Pence told NBC there are "a number of factual errors in that story." Pressed on what those errors are, Pence said he things "the foundation will be able to lay those out."
Donald Trump is continuing his attempted outreach to African-American voters as he and running mate Mike Pence meet with a group of pastors Wednesday in Cleveland.
The gathering will be held at the church of the Rev. Darrell Scott, an early supporter of the Republican presidential nominee. Scott has sometimes traveled with Trump during the campaign and spoke on his behalf at the Republican National Convention in July.
Aides say Pence will introduce Trump, who will speak and then take questions from Scott.
Polls show Democratic nominee Hillary Clinton with a wide advantage among black voters. African-Americans could prove crucial in several battlegrounds states, including Ohio.
Donald Trump's appeal to black voters sounds familiar in Gary, Indiana, and not in a good way.

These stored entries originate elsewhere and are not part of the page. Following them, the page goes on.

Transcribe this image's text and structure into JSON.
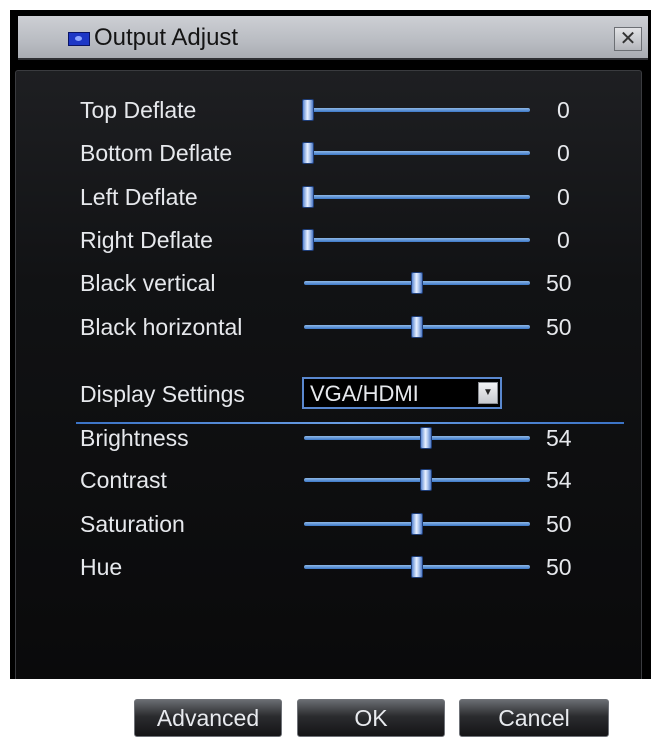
{
  "window": {
    "title": "Output Adjust",
    "close_glyph": "✕"
  },
  "sliders": [
    {
      "id": "top-deflate",
      "label": "Top Deflate",
      "value": "0",
      "fraction": 0.0
    },
    {
      "id": "bottom-deflate",
      "label": "Bottom Deflate",
      "value": "0",
      "fraction": 0.0
    },
    {
      "id": "left-deflate",
      "label": "Left Deflate",
      "value": "0",
      "fraction": 0.0
    },
    {
      "id": "right-deflate",
      "label": "Right Deflate",
      "value": "0",
      "fraction": 0.0
    },
    {
      "id": "black-vertical",
      "label": "Black vertical",
      "value": "50",
      "fraction": 0.5
    },
    {
      "id": "black-horizontal",
      "label": "Black horizontal",
      "value": "50",
      "fraction": 0.5
    },
    {
      "id": "brightness",
      "label": "Brightness",
      "value": "54",
      "fraction": 0.54
    },
    {
      "id": "contrast",
      "label": "Contrast",
      "value": "54",
      "fraction": 0.54
    },
    {
      "id": "saturation",
      "label": "Saturation",
      "value": "50",
      "fraction": 0.5
    },
    {
      "id": "hue",
      "label": "Hue",
      "value": "50",
      "fraction": 0.5
    }
  ],
  "display_settings": {
    "label": "Display Settings",
    "selected": "VGA/HDMI"
  },
  "buttons": {
    "advanced": "Advanced",
    "ok": "OK",
    "cancel": "Cancel"
  },
  "colors": {
    "accent": "#3c78c8",
    "background": "#000000",
    "text": "#e6e8ec"
  }
}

In 1993, Trump swooped into Gary on his private jet and pledged to make the down-on-its-luck city great again with a riverboat casino along a Lake Michigan shoreline littered with shuttered factories.
Little more than a decade later Trump's company declared bankruptcy, leaving behind lawsuits and hard feelings in the majority-black city.
Trump's lawyers later argued in court that his pledges to Gary were never legally binding.
Looking back, Trump tells The Associated Press that his venture worked out well for Gary.
But a Democratic former Gary city councilman, Roy Pratt, calls Trump a "slick business dealer" and says, "He got as much as he could and then he pulled up and left."